1 — Idealismo Alemão. 2 — A Filosofia Alemã depois
de Kant. 3 — O Idealismo Absoluto: Hegel. Bibliografia Consultada.
Idealismo
O idealismo é uma atitude de
espírito aberta a um ideal. Idealista é aquele que crê no poder das ideias e na
nobreza dos sentimentos, para reformar o homem e a sociedade. Neste sentido, o
idealista se opõe tanto ao materialista quanto ao egoísta.
Designa de maneira geral a tendência filosófica que reconduz qualquer
existência ao pensamento — seja na realidade, seja no conhecimento.

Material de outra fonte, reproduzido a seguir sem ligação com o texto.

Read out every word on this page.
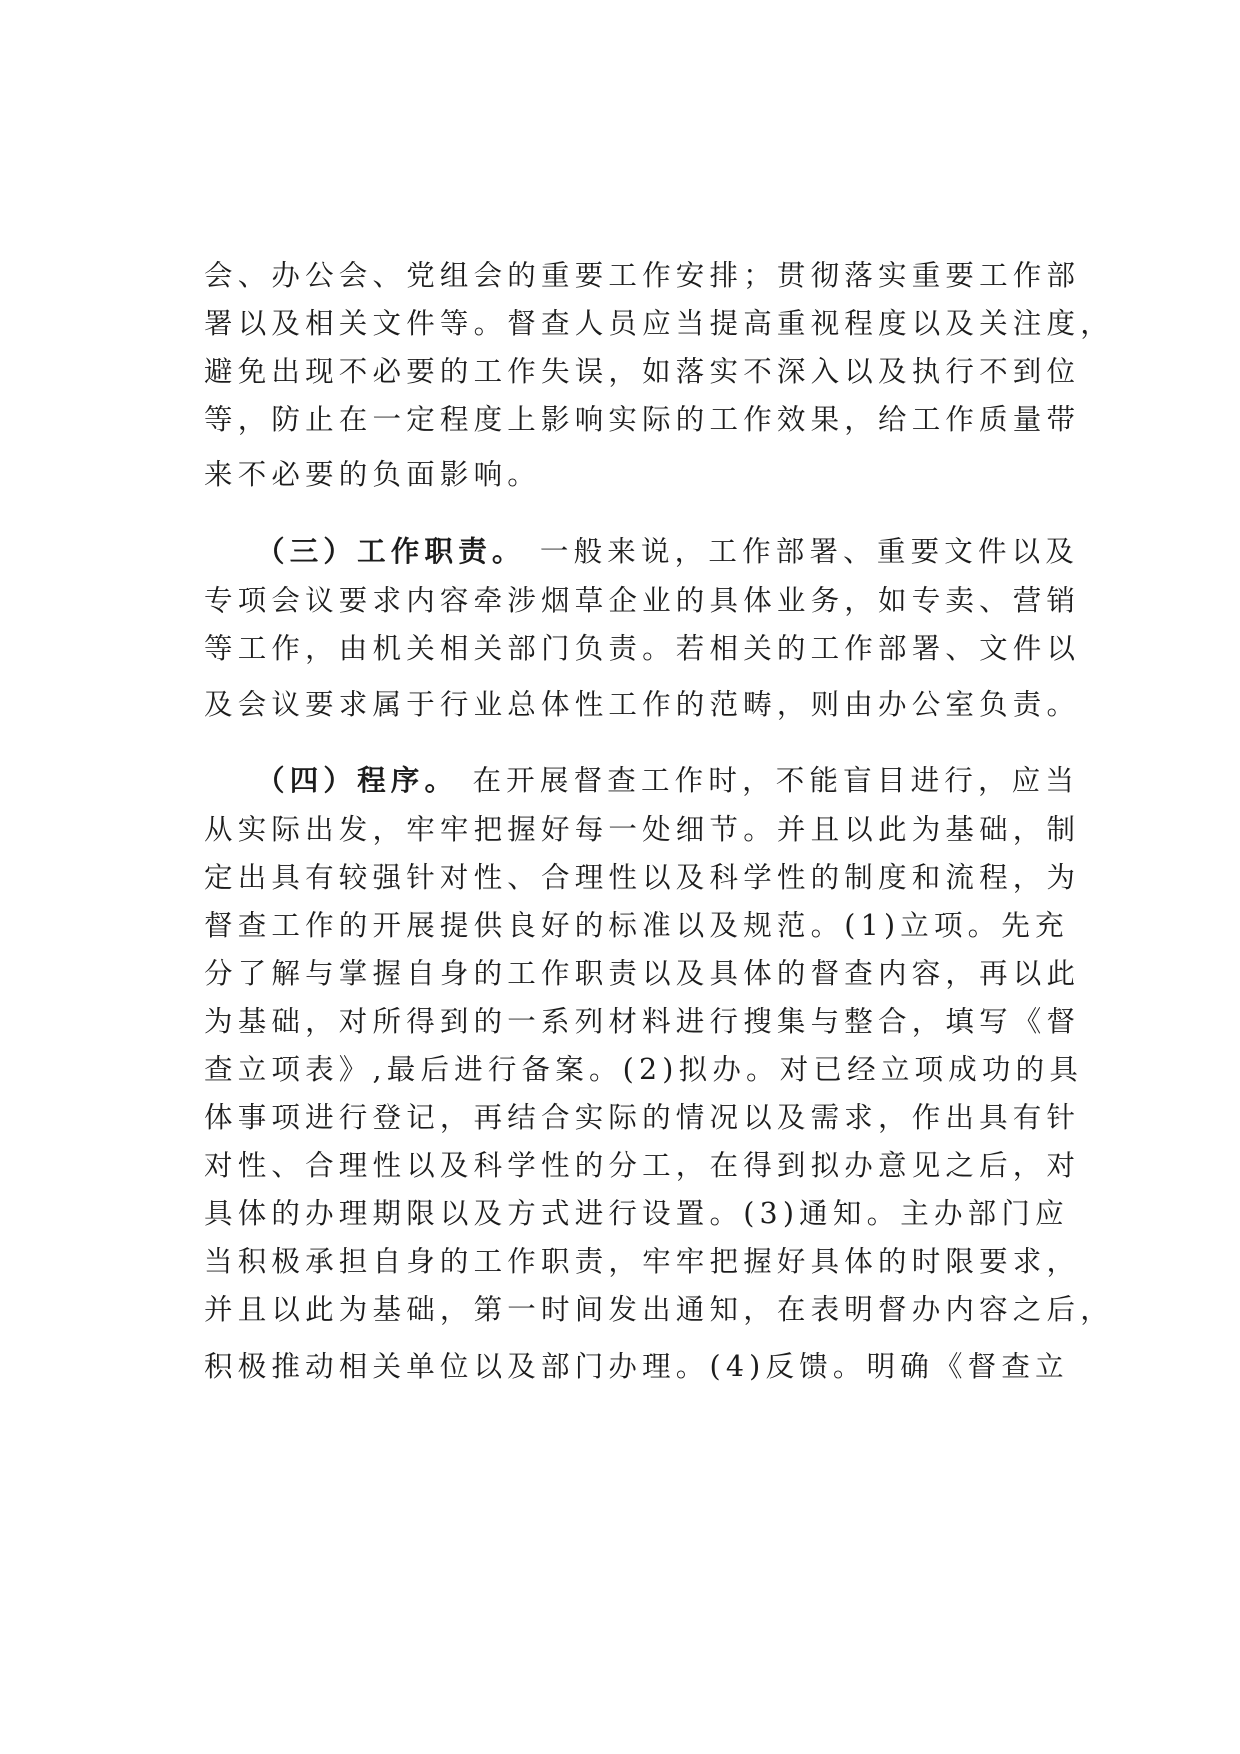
会、办公会、党组会的重要工作安排；贯彻落实重要工作部
署以及相关文件等。督查人员应当提高重视程度以及关注度，
避免出现不必要的工作失误，如落实不深入以及执行不到位
等，防止在一定程度上影响实际的工作效果，给工作质量带
来不必要的负面影响。
（三）工作职责。 一般来说，工作部署、重要文件以及
专项会议要求内容牵涉烟草企业的具体业务，如专卖、营销
等工作，由机关相关部门负责。若相关的工作部署、文件以
及会议要求属于行业总体性工作的范畴，则由办公室负责。
（四）程序。 在开展督查工作时，不能盲目进行，应当
从实际出发，牢牢把握好每一处细节。并且以此为基础，制
定出具有较强针对性、合理性以及科学性的制度和流程，为
督查工作的开展提供良好的标准以及规范。(1)立项。先充
分了解与掌握自身的工作职责以及具体的督查内容，再以此
为基础，对所得到的一系列材料进行搜集与整合，填写《督
查立项表》,最后进行备案。(2)拟办。对已经立项成功的具
体事项进行登记，再结合实际的情况以及需求，作出具有针
对性、合理性以及科学性的分工，在得到拟办意见之后，对
具体的办理期限以及方式进行设置。(3)通知。主办部门应
当积极承担自身的工作职责，牢牢把握好具体的时限要求，
并且以此为基础，第一时间发出通知，在表明督办内容之后，
积极推动相关单位以及部门办理。(4)反馈。明确《督查立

Aplica-se a
partir de então a doutrinas bem diferentes.
Em Platão, a existência separada atribuída às ideias com relação ao mundo material é igualmente denominada de "realismo platônico".
O idealismo de Berkeley, no qual o mundo exterior só existe
pelas percepções e ideias que dele temos, é mais corretamente denominado
imaterialismo.
Kant denomina de idealismo transcendental dos
fenômenos o fato de os últimos constituírem simples representações relativas a
nossos meios de conhecimento e não coisas em si. Trata-se portanto de um
idealismo crítico, que ele opõe ao idealismo "empírico" (Descartes,
Berkeley, Condillac), para o qual a existência dos objetos fora de nosso
pensamento é duvidosa ou impossível (observamos todavia que em Descartes esse
idealismo é apenas temporário e metódico).
A filosofia alemã do século XIX propõe ainda: o idealismo
"subjetivo" de Fichte, o idealismo mágico de Novalis, o
idealismo "objetivo" de Schelling, antes da afirmação por Hegel,
do idealismo absoluto, no qual a ideia garante seu próprio desenvolvimento
dialético até sua assimilação ao Espírito Absoluto.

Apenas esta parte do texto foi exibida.